Divorce et Prestation compensatoire
Comment s’entendre ?

La prestation compensatoire compense une disparité de niveaux de vie

Selon l’article 270 du Code Civil, “l’un des époux peut être tenu de verser à l’autre une prestation destinée à compenser, autant qu’il est possible, la disparité que la rupture du mariage crée dans les conditions de vie respectives. Cette prestation a un caractère forfaitaire. Elle prend la forme d’un capital dont le montant est fixé par le juge.”

En effet, le divorce peut créer un écart de niveau de vie entre les époux. La prestation compensatoire a donc vocation à compenser ce déséquilibre et est ainsi attribuée au conjoint pénalisé financièrement par la rupture du mariage.

La prestation compensatoire n’est pas automatique : elle doit être obligatoirement demandée pendant la procédure de divorce.

La prestation compensatoire dans le cadre de la nouvelle procédure de divorce par consentement mutuel dite Divorce sans juge

Avant la réforme du 1er janvier 2017 relative à la nouvelle procédure de divorce par consentement mutuel (dite “divorce sans juge”), la prestation compensatoire devait être homologuée par le juge. Le juge pouvait, à l’époque, refuser d’homologuer une convention de divorce si la prestation compensatoire était trop faible ou, au contraire, si elle était trop généreuse.

La loi ne prévoyant aucun barème officiel pour déterminer le montant de la prestation compensatoire, les avocats avaient donc pour obligation de travailler de façon équilibrée et se préparaient à présenter au juge les éléments justifiant le montant retenu de peur que la convention ne soit retoquée.
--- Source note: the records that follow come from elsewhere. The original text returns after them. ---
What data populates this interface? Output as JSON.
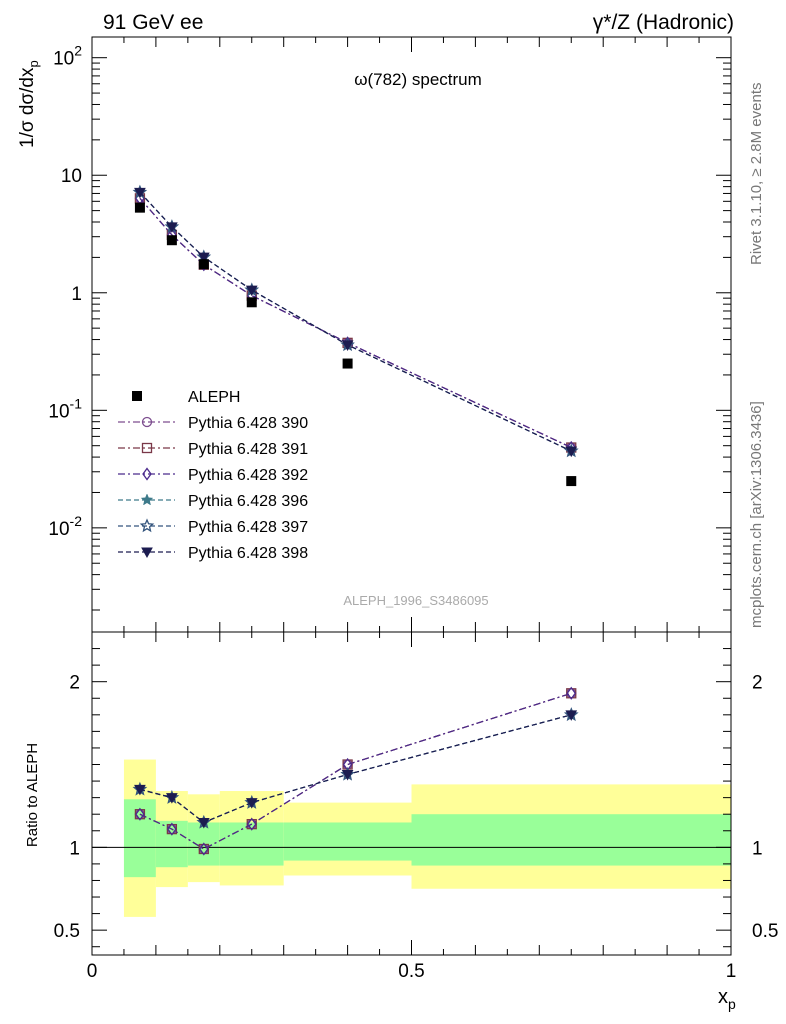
{
  "header": {
    "left": "91 GeV ee",
    "right": "γ*/Z (Hadronic)"
  },
  "side_labels": {
    "rivet": "Rivet 3.1.10, ≥ 2.8M events",
    "mcplots": "mcplots.cern.ch [arXiv:1306.3436]"
  },
  "chart_data": {
    "type": "scatter",
    "title": "ω(782) spectrum",
    "watermark": "ALEPH_1996_S3486095",
    "xlabel": "x",
    "xlabel_sub": "p",
    "ylabel": "1/σ dσ/dx",
    "ylabel_sub": "p",
    "ratio_ylabel": "Ratio to ALEPH",
    "xlim": [
      0,
      1
    ],
    "ylim": [
      0.0013,
      150
    ],
    "yscale": "log",
    "ratio_ylim": [
      0.35,
      2.3
    ],
    "x_ticks": [
      "0",
      "0.5",
      "1"
    ],
    "y_ticks": [
      "10^2",
      "10",
      "1",
      "10^-1",
      "10^-2"
    ],
    "ratio_ticks": [
      "2",
      "1",
      "0.5"
    ],
    "legend_position": "bottom-left of upper panel",
    "data": {
      "name": "ALEPH",
      "x": [
        0.075,
        0.125,
        0.175,
        0.25,
        0.4,
        0.75
      ],
      "y": [
        5.3,
        2.8,
        1.75,
        0.83,
        0.25,
        0.025
      ],
      "bins": [
        [
          0.05,
          0.1
        ],
        [
          0.1,
          0.15
        ],
        [
          0.15,
          0.2
        ],
        [
          0.2,
          0.3
        ],
        [
          0.3,
          0.5
        ],
        [
          0.5,
          1.0
        ]
      ],
      "band_stat": [
        [
          0.82,
          1.29
        ],
        [
          0.88,
          1.16
        ],
        [
          0.89,
          1.15
        ],
        [
          0.89,
          1.15
        ],
        [
          0.92,
          1.15
        ],
        [
          0.89,
          1.2
        ]
      ],
      "band_total": [
        [
          0.58,
          1.53
        ],
        [
          0.76,
          1.34
        ],
        [
          0.79,
          1.32
        ],
        [
          0.77,
          1.34
        ],
        [
          0.83,
          1.27
        ],
        [
          0.75,
          1.38
        ]
      ]
    },
    "series": [
      {
        "name": "Pythia 6.428 390",
        "color": "#7d4e8f",
        "marker": "circle",
        "dash": "7,3,2,3",
        "ratio": [
          1.2,
          1.11,
          0.99,
          1.14,
          1.5,
          1.93
        ]
      },
      {
        "name": "Pythia 6.428 391",
        "color": "#7a3848",
        "marker": "square",
        "dash": "7,3,2,3",
        "ratio": [
          1.2,
          1.11,
          0.99,
          1.14,
          1.5,
          1.93
        ]
      },
      {
        "name": "Pythia 6.428 392",
        "color": "#4b2a8c",
        "marker": "diamond",
        "dash": "7,3,2,3",
        "ratio": [
          1.2,
          1.11,
          0.99,
          1.14,
          1.5,
          1.93
        ]
      },
      {
        "name": "Pythia 6.428 396",
        "color": "#3d7a8a",
        "marker": "star",
        "dash": "5,3",
        "ratio": [
          1.35,
          1.3,
          1.15,
          1.27,
          1.44,
          1.8
        ]
      },
      {
        "name": "Pythia 6.428 397",
        "color": "#34557d",
        "marker": "star-open",
        "dash": "5,3",
        "ratio": [
          1.35,
          1.3,
          1.15,
          1.27,
          1.44,
          1.8
        ]
      },
      {
        "name": "Pythia 6.428 398",
        "color": "#1c1c50",
        "marker": "triangle-down",
        "dash": "5,3",
        "ratio": [
          1.35,
          1.3,
          1.15,
          1.27,
          1.44,
          1.8
        ]
      }
    ],
    "colors": {
      "band_inner": "#99ff99",
      "band_outer": "#ffff99",
      "data_marker": "#000000"
    }
  }
}
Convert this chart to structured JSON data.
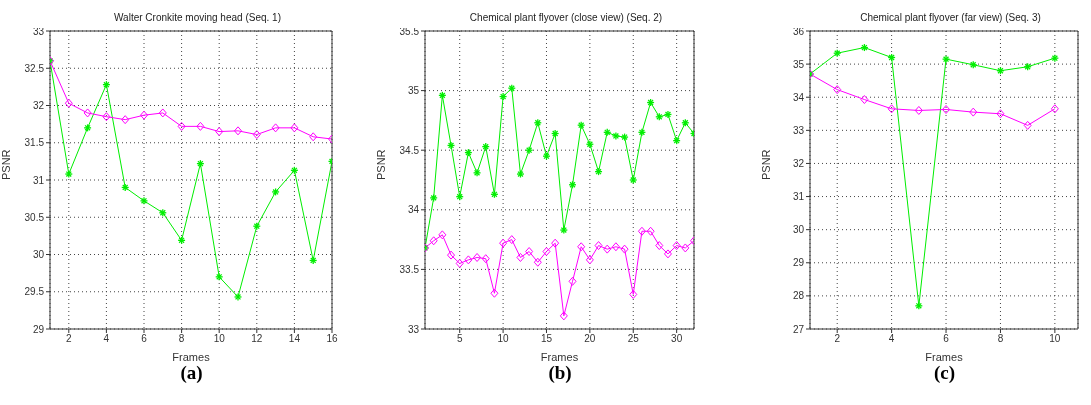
{
  "chart_data": [
    {
      "type": "line",
      "title": "Walter Cronkite moving head (Seq. 1)",
      "xlabel": "Frames",
      "ylabel": "PSNR",
      "annotations": [
        "(a)"
      ],
      "x": [
        1,
        2,
        3,
        4,
        5,
        6,
        7,
        8,
        9,
        10,
        11,
        12,
        13,
        14,
        15,
        16
      ],
      "series": [
        {
          "color": "#00ee00",
          "marker": "cross",
          "values": [
            32.6,
            31.08,
            31.7,
            32.28,
            30.9,
            30.72,
            30.56,
            30.19,
            31.22,
            29.7,
            29.43,
            30.38,
            30.84,
            31.13,
            29.92,
            31.25
          ]
        },
        {
          "color": "#ff00ff",
          "marker": "diamond",
          "values": [
            32.6,
            32.03,
            31.9,
            31.85,
            31.81,
            31.87,
            31.9,
            31.72,
            31.72,
            31.65,
            31.66,
            31.61,
            31.7,
            31.7,
            31.58,
            31.55
          ]
        }
      ],
      "xlim": [
        1,
        16
      ],
      "xticks": [
        2,
        4,
        6,
        8,
        10,
        12,
        14,
        16
      ],
      "ylim": [
        29,
        33
      ],
      "yticks": [
        29,
        29.5,
        30,
        30.5,
        31,
        31.5,
        32,
        32.5,
        33
      ],
      "grid": true,
      "line_style": "solid"
    },
    {
      "type": "line",
      "title": "Chemical plant flyover (close view) (Seq. 2)",
      "xlabel": "Frames",
      "ylabel": "PSNR",
      "annotations": [
        "(b)"
      ],
      "x": [
        1,
        2,
        3,
        4,
        5,
        6,
        7,
        8,
        9,
        10,
        11,
        12,
        13,
        14,
        15,
        16,
        17,
        18,
        19,
        20,
        21,
        22,
        23,
        24,
        25,
        26,
        27,
        28,
        29,
        30,
        31,
        32
      ],
      "series": [
        {
          "color": "#00ee00",
          "marker": "cross",
          "values": [
            33.68,
            34.1,
            34.96,
            34.54,
            34.11,
            34.48,
            34.31,
            34.53,
            34.13,
            34.95,
            35.02,
            34.3,
            34.5,
            34.73,
            34.45,
            34.64,
            33.83,
            34.21,
            34.71,
            34.55,
            34.32,
            34.65,
            34.62,
            34.61,
            34.25,
            34.65,
            34.9,
            34.78,
            34.8,
            34.58,
            34.73,
            34.64
          ]
        },
        {
          "color": "#ff00ff",
          "marker": "diamond",
          "values": [
            33.68,
            33.74,
            33.79,
            33.62,
            33.55,
            33.58,
            33.6,
            33.59,
            33.3,
            33.72,
            33.75,
            33.6,
            33.65,
            33.56,
            33.65,
            33.72,
            33.11,
            33.4,
            33.69,
            33.58,
            33.7,
            33.67,
            33.69,
            33.67,
            33.29,
            33.82,
            33.82,
            33.7,
            33.63,
            33.7,
            33.68,
            33.74
          ]
        }
      ],
      "xlim": [
        1,
        32
      ],
      "xticks": [
        5,
        10,
        15,
        20,
        25,
        30
      ],
      "ylim": [
        33,
        35.5
      ],
      "yticks": [
        33,
        33.5,
        34,
        34.5,
        35,
        35.5
      ],
      "grid": true,
      "line_style": "solid"
    },
    {
      "type": "line",
      "title": "Chemical plant flyover (far view) (Seq. 3)",
      "xlabel": "Frames",
      "ylabel": "PSNR",
      "annotations": [
        "(c)"
      ],
      "x": [
        1,
        2,
        3,
        4,
        5,
        6,
        7,
        8,
        9,
        10
      ],
      "series": [
        {
          "color": "#00ee00",
          "marker": "cross",
          "values": [
            34.7,
            35.33,
            35.5,
            35.2,
            27.7,
            35.15,
            34.98,
            34.8,
            34.92,
            35.18
          ]
        },
        {
          "color": "#ff00ff",
          "marker": "diamond",
          "values": [
            34.7,
            34.23,
            33.93,
            33.65,
            33.6,
            33.63,
            33.55,
            33.5,
            33.15,
            33.65
          ]
        }
      ],
      "xlim": [
        1,
        10.85
      ],
      "xticks": [
        2,
        4,
        6,
        8,
        10
      ],
      "ylim": [
        27,
        36
      ],
      "yticks": [
        27,
        28,
        29,
        30,
        31,
        32,
        33,
        34,
        35,
        36
      ],
      "grid": true,
      "line_style": "solid"
    }
  ]
}
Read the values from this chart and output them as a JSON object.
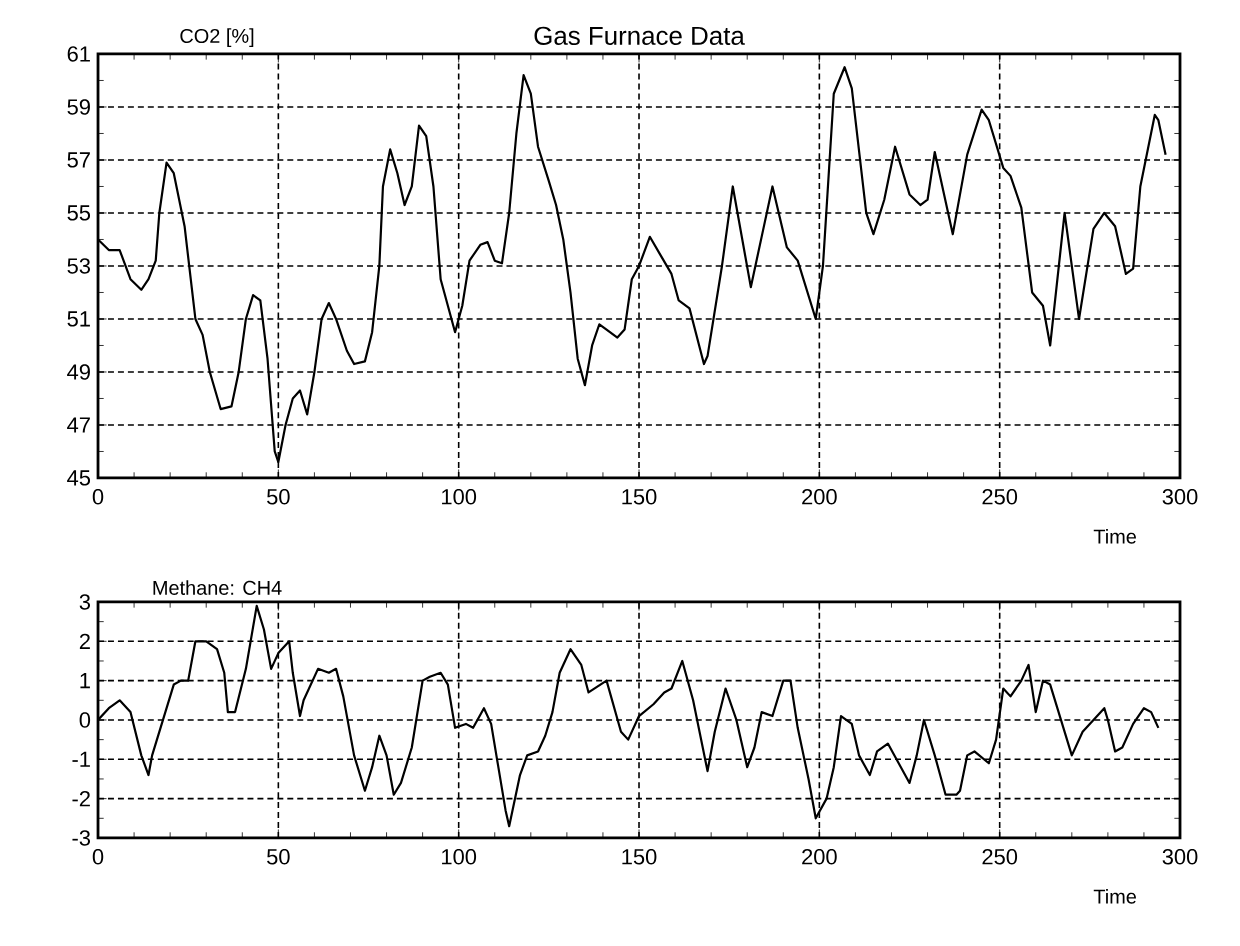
{
  "chart_data": [
    {
      "type": "line",
      "title": "Gas Furnace Data",
      "ylabel": "CO2 [%]",
      "xlabel": "Time",
      "xlim": [
        0,
        300
      ],
      "xticks": [
        0,
        50,
        100,
        150,
        200,
        250,
        300
      ],
      "ylim": [
        45,
        61
      ],
      "yticks": [
        45,
        47,
        49,
        51,
        53,
        55,
        57,
        59,
        61
      ],
      "grid": true,
      "series": [
        {
          "color": "#000000",
          "x": [
            0,
            3,
            6,
            9,
            12,
            14,
            16,
            17,
            19,
            21,
            24,
            27,
            29,
            31,
            34,
            37,
            39,
            41,
            43,
            45,
            47,
            49,
            50,
            52,
            54,
            56,
            58,
            60,
            62,
            64,
            66,
            69,
            71,
            74,
            76,
            78,
            79,
            81,
            83,
            85,
            87,
            89,
            91,
            93,
            95,
            97,
            99,
            101,
            103,
            106,
            108,
            110,
            112,
            114,
            116,
            118,
            120,
            122,
            125,
            127,
            129,
            131,
            133,
            135,
            137,
            139,
            141,
            144,
            146,
            148,
            150,
            153,
            156,
            159,
            161,
            164,
            168,
            169,
            173,
            176,
            181,
            187,
            191,
            194,
            199,
            201,
            204,
            207,
            209,
            213,
            215,
            218,
            221,
            225,
            228,
            230,
            232,
            237,
            241,
            245,
            247,
            251,
            253,
            256,
            259,
            262,
            264,
            268,
            272,
            276,
            279,
            282,
            285,
            287,
            289,
            293,
            294,
            296
          ],
          "values": [
            54.0,
            53.6,
            53.6,
            52.5,
            52.1,
            52.5,
            53.2,
            55.0,
            56.9,
            56.5,
            54.5,
            51.0,
            50.4,
            49.0,
            47.6,
            47.7,
            49.0,
            51.0,
            51.9,
            51.7,
            49.5,
            46.0,
            45.6,
            47.0,
            48.0,
            48.3,
            47.4,
            49.0,
            51.0,
            51.6,
            51.0,
            49.8,
            49.3,
            49.4,
            50.5,
            53.0,
            56.0,
            57.4,
            56.5,
            55.3,
            56.0,
            58.3,
            57.9,
            56.0,
            52.5,
            51.5,
            50.5,
            51.5,
            53.2,
            53.8,
            53.9,
            53.2,
            53.1,
            55.0,
            58.0,
            60.2,
            59.5,
            57.5,
            56.2,
            55.3,
            54.0,
            52.0,
            49.5,
            48.5,
            50.0,
            50.8,
            50.6,
            50.3,
            50.6,
            52.5,
            53.0,
            54.1,
            53.4,
            52.7,
            51.7,
            51.4,
            49.3,
            49.6,
            53.0,
            56.0,
            52.2,
            56.0,
            53.7,
            53.2,
            51.0,
            53.0,
            59.5,
            60.5,
            59.7,
            55.0,
            54.2,
            55.5,
            57.5,
            55.7,
            55.3,
            55.5,
            57.3,
            54.2,
            57.2,
            58.9,
            58.5,
            56.7,
            56.4,
            55.2,
            52.0,
            51.5,
            50.0,
            55.0,
            51.0,
            54.4,
            55.0,
            54.5,
            52.7,
            52.9,
            56.0,
            58.7,
            58.5,
            57.2
          ]
        }
      ]
    },
    {
      "type": "line",
      "ylabel": "Methane: CH4",
      "xlabel": "Time",
      "xlim": [
        0,
        300
      ],
      "xticks": [
        0,
        50,
        100,
        150,
        200,
        250,
        300
      ],
      "ylim": [
        -3,
        3
      ],
      "yticks": [
        -3,
        -2,
        -1,
        0,
        1,
        2,
        3
      ],
      "grid": true,
      "series": [
        {
          "color": "#000000",
          "x": [
            0,
            3,
            6,
            9,
            12,
            14,
            15,
            18,
            21,
            23,
            25,
            27,
            30,
            33,
            35,
            36,
            38,
            41,
            44,
            46,
            48,
            50,
            53,
            54,
            56,
            57,
            61,
            64,
            66,
            68,
            71,
            74,
            76,
            78,
            80,
            82,
            84,
            87,
            90,
            92,
            95,
            97,
            99,
            102,
            104,
            107,
            109,
            111,
            113,
            114,
            117,
            119,
            122,
            124,
            126,
            128,
            131,
            134,
            136,
            141,
            145,
            147,
            150,
            154,
            157,
            159,
            162,
            165,
            169,
            171,
            174,
            177,
            180,
            182,
            184,
            187,
            190,
            192,
            194,
            197,
            199,
            202,
            204,
            206,
            209,
            211,
            214,
            216,
            219,
            222,
            225,
            227,
            229,
            232,
            235,
            238,
            239,
            241,
            243,
            247,
            249,
            251,
            253,
            256,
            258,
            260,
            262,
            264,
            267,
            270,
            273,
            276,
            279,
            280,
            282,
            284,
            287,
            290,
            292,
            294
          ],
          "values": [
            0.0,
            0.3,
            0.5,
            0.2,
            -0.9,
            -1.4,
            -0.9,
            0.0,
            0.9,
            1.0,
            1.0,
            2.0,
            2.0,
            1.8,
            1.2,
            0.2,
            0.2,
            1.3,
            2.9,
            2.3,
            1.3,
            1.7,
            2.0,
            1.2,
            0.1,
            0.5,
            1.3,
            1.2,
            1.3,
            0.6,
            -0.9,
            -1.8,
            -1.2,
            -0.4,
            -0.9,
            -1.9,
            -1.6,
            -0.7,
            1.0,
            1.1,
            1.2,
            0.9,
            -0.2,
            -0.1,
            -0.2,
            0.3,
            -0.1,
            -1.2,
            -2.3,
            -2.7,
            -1.4,
            -0.9,
            -0.8,
            -0.4,
            0.2,
            1.2,
            1.8,
            1.4,
            0.7,
            1.0,
            -0.3,
            -0.5,
            0.1,
            0.4,
            0.7,
            0.8,
            1.5,
            0.5,
            -1.3,
            -0.3,
            0.8,
            0.0,
            -1.2,
            -0.7,
            0.2,
            0.1,
            1.0,
            1.0,
            -0.2,
            -1.5,
            -2.5,
            -2.0,
            -1.2,
            0.1,
            -0.1,
            -0.9,
            -1.4,
            -0.8,
            -0.6,
            -1.1,
            -1.6,
            -0.9,
            0.0,
            -0.9,
            -1.9,
            -1.9,
            -1.8,
            -0.9,
            -0.8,
            -1.1,
            -0.5,
            0.8,
            0.6,
            1.0,
            1.4,
            0.2,
            1.0,
            0.9,
            0.0,
            -0.9,
            -0.3,
            0.0,
            0.3,
            0.0,
            -0.8,
            -0.7,
            -0.1,
            0.3,
            0.2,
            -0.2
          ]
        }
      ]
    }
  ]
}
Dans le cadre de la nouvelle procédure, il n’y aura plus de contrôle sur les dispositions mêmes de la convention de divorce et donc plus de contrôle du juge sur le montant de la prestation compensatoire. Toute latitude est ainsi laissée aux avocats pour prévoir les dispositions les plus adaptées aux intérêts de leurs clients et ce dans le respect de la loi… avec le risque, parfois, que les discussions s’enlisent.

Dans ce nouveau contexte, il est important, encore plus aujourd’hui qu’hier, de vous faire accompagner par un professionnel de la gestion de patrimoine qui vous aidera, aux côtés de vos avocats, à déterminer un montant équilibré et équitable, accepté par les 2 époux. 

Pourquoi vous adresser à un conseiller en gestion de patrimoine dans le cadre de votre divorce ?

Dans le cadre du nouveau divorce par consentement mutuel, les époux doivent s’entendre sur les modalités de leur séparation. Pour éviter les procédures contentieuses, les époux ont tout intérêt à s’entendre sur les principes et le montant de la prestation compensatoire.

Le conseiller en gestion de patrimoine, via un audit patrimonial, vous aidera à chiffrer le niveau de vie et les besoins de chacun des époux. L’audit révélera également les contraintes pesant sur chacun d’entre vous.

L’objectif est de désamorcer les conflits qui pourraient naître d’une mauvaise évaluation ou d’une incompréhension des époux sur leurs contraintes et besoins respectifs. 

Le Conseiller en gestion de patrimoine s’appuie notamment l’article 271 du Code civil qui encadre le calcul de la prestation compensatoire : l’âge et l’état de santé des époux, la durée du mariage, la qualification et la situation professionnelle, les conséquences des choix professionnels pendant la vie commune pour l’éducation des enfants, le patrimoine des époux, leur situation en matière de pension de réversion et de retraite.

Mais son analyse va beaucoup plus loin : via l’audit patrimonial, le Conseiller en gestion de patrimoine est également en mesure de faire des projections sur le patrimoine qui sera attribué à chacun. Il détermine aussi quels biens peuvent être attribués au titre de la prestation compensatoire. En règle générale, la prestation compensatoire est versée sous forme de capital. Ce capital peut être payé en argent mais aussi en nature par exemple sous forme d’attribution d’un bien en pleine propriété, ou bien en usufruit, ou encore par un simple droit d’habitation.

Le Conseiller en gestion de patrimoine est donc là pour vous accompagner et vous présenter toutes les voies possibles pour parvenir à une situation équilibrée et donc à une solution de compromis acceptée par les deux époux.

C’est là tout l’intérêt d’un partenariat entre les avocats spécialisés en divorce (qui accompagnent chaque partie) et le conseiller en gestion de patrimoine compétent pour le calcul des niveaux de vie et les solutions patrimoniales envisageables pour parvenir à un divorce par consentement mutuel.

Le conseiller en gestion de patrimoine peut être consulté par les époux mais aussi par les avocats qui auraient besoin d’y voir plus clair sur les solutions patrimoniales à mettre en place. L’interprofessionnalité au profit du client prend ainsi tout son sens.